Dad’s comedy troupe; high school seniors travel for fun.
My father, Joe, belonged to a troupe called the Aqua-Nuts Comedy Drill Team, which performed in parades and sporting events throughout western New York and Pennsylvania in the 1960s. Formed by local funnyman Eddy Rawady, the Aqua-Nuts enjoyed some fame during the seven or eight years they were together.
Their uniforms were old-timey bathing suits made by their wives, high-top sneakers colored in a checkerboard pattern, white work gloves, and tricorn hats worn backward. They carried ceremonial guns cut and fashioned from two-by-fours, painted white, with pieces of black rubber hose glued on to form the barrels.
In every parade, Rawady would lead the Nuts pushing a huge sword on wheels with a cornstalk poking out of his hat like a feather.
Each of the guys has a favorite story from their many performances. One of their fondest memories is appearing at the annual grape and wine festival in Naples, New York, in 1966 or ’67. Sen. Robert Kennedy, D-N.Y., was there prior to his campaign for president and sent word to the troupe how much he enjoyed their show.

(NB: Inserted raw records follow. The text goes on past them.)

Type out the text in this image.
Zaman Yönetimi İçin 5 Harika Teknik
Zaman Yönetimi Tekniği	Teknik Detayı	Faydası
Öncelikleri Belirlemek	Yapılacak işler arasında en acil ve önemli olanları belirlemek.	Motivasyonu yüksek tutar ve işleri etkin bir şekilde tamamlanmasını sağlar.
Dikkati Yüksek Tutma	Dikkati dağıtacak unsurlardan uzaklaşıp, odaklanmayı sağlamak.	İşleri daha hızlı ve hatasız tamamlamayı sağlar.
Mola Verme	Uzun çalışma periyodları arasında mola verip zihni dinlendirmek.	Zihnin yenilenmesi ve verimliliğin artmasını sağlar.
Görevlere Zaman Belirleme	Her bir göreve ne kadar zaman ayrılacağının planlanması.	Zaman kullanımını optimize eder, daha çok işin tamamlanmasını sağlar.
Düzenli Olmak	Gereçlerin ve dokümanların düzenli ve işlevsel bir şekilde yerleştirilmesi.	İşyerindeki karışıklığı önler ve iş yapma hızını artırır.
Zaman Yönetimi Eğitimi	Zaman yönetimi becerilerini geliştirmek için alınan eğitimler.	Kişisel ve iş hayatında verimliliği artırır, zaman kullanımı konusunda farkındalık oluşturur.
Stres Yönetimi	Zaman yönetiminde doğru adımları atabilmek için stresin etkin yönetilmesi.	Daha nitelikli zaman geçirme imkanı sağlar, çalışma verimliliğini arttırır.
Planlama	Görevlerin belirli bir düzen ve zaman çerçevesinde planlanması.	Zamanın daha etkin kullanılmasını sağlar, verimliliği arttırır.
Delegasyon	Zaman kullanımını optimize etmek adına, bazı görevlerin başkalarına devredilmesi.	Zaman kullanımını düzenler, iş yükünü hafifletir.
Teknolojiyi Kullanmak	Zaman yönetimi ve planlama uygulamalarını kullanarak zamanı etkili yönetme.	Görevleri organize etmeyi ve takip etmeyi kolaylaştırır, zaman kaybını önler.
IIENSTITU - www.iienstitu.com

The memory that brings the biggest laugh, however, has to do with a woman who approached them after a parade in Hornell, New York, where they were based.
As they were heading over to the American Legion, she asked them where they lived. When they told her, she replied that they were a disgrace to the Hornell community.
They’ve been laughing about it ever since. Except for that woman, everyone they met loved the Aqua-Nuts, who in turn loved to make people laugh.
Their uniforms were old-timey bathing suits made by their wives.
THE AQUA-NUTS you can see are Steve Argentieri, far left, Bill Remington, Wilson “Whitey” Hagadorn and Joe Solo. Also in the troupe were Eddy Rawady, Dave Generalli and Bud Baker.